The labour force is over-used during the peak seasons of agriculture and construction for example; and, under-used in trough seasons sometimes leading to social problems.

A more subtle unwanted effect is that seasonality complicates business decisions by concealing the fundamental trend-cycle movement of the variables of interest.

The four main causes of seasonality are attributed to the weather, composition of the calendar, major institutional deadlines, and expectations. Seasonality is largely exogenous to the economic system but can be partially offset by human intervention. For example, seasonality in money supply can be controlled by central bank decisions on interest rates. In other cases, the effects can be offset by international and inter-regional trade. For example Hydro Québec, a major Canadian electrical supplier, sells much of it excess power during the summer seasonal trough months to the neighbouring Canadian provinces and U.S. states; and imports some of it during the winter seasonal peak months of electrical consumption in Québec. The scarcity of fresh fruits and vegetables in Canada is handled in a similar manner. Some workers and businesses manage their seasonal pattern with complementary occupations: for example landscaping in the summer and snow removal in winter.

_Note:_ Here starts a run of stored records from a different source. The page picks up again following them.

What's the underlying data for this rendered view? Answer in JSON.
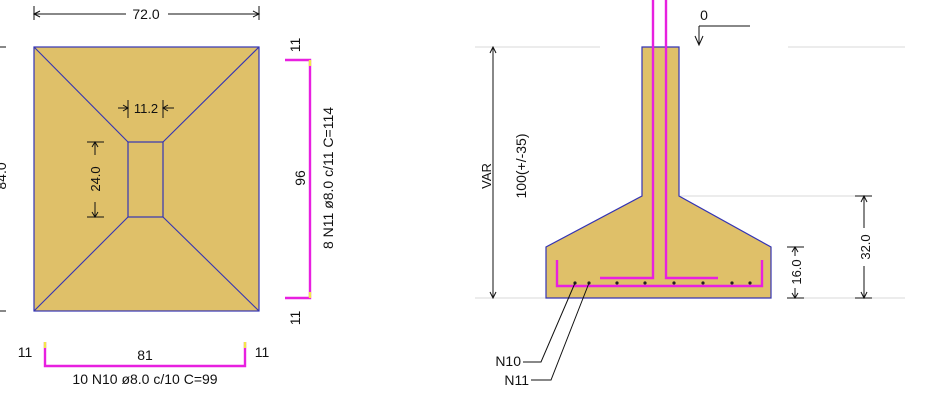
{
  "plan": {
    "width_dim": "72.0",
    "height_dim": "84.0",
    "pedestal_width_dim": "11.2",
    "pedestal_height_dim": "24.0"
  },
  "rebar_right": {
    "hook_top": "11",
    "length": "96",
    "spec": "8 N11 ø8.0 c/11 C=114",
    "hook_bottom": "11"
  },
  "rebar_bottom": {
    "hook_left": "11",
    "length": "81",
    "hook_right": "11",
    "spec": "10 N10 ø8.0 c/10 C=99"
  },
  "section": {
    "level_label": "0",
    "height_var": "VAR",
    "height_range": "100(+/-35)",
    "base_height": "16.0",
    "total_height": "32.0",
    "bar_labels": [
      "N10",
      "N11"
    ]
  },
  "colors": {
    "concrete": "#DFC069",
    "outline": "#3434B4",
    "rebar": "#E820E0",
    "hook_tip": "#F2E64A",
    "dim_line": "#111111",
    "ground_line": "#D8D8D8"
  }
}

To some extent seasonality can evolve through technological and institutional changes. For example the developments of appropriate construction materials and techniques made it possible to continue building in winter. The development of new crops, which better resist cold and dry weather, have influenced the seasonal pattern. The partial or total replacement of some crops by chemical substitutes, e.g. substitute of sugar, vanilla and other flavours, reduces seasonality in the economy.

As for institutional change, the extension of the Canadian academic year to the summer months in the 1970s affected the seasonal pattern of unemployment for the population of 15 to 25 years of age. Similarly the practice of spreading holidays over the whole year impacted on seasonality.

The changing industrial mix of an economy also transforms the seasonal pattern, because some industries are more seasonal than others. In particular, economies which diversify and depend less on "primary" industries (e.g. fishing, agriculture) typically become less seasonal.

In most situations, seasonality evolves slowly and gradually. Indeed the seasonal pattern basically repeats from year to year, as illustrated in Fig. 1. Merely repeating the seasonal pattern of the last twelve months usually provides a reasonable forecast.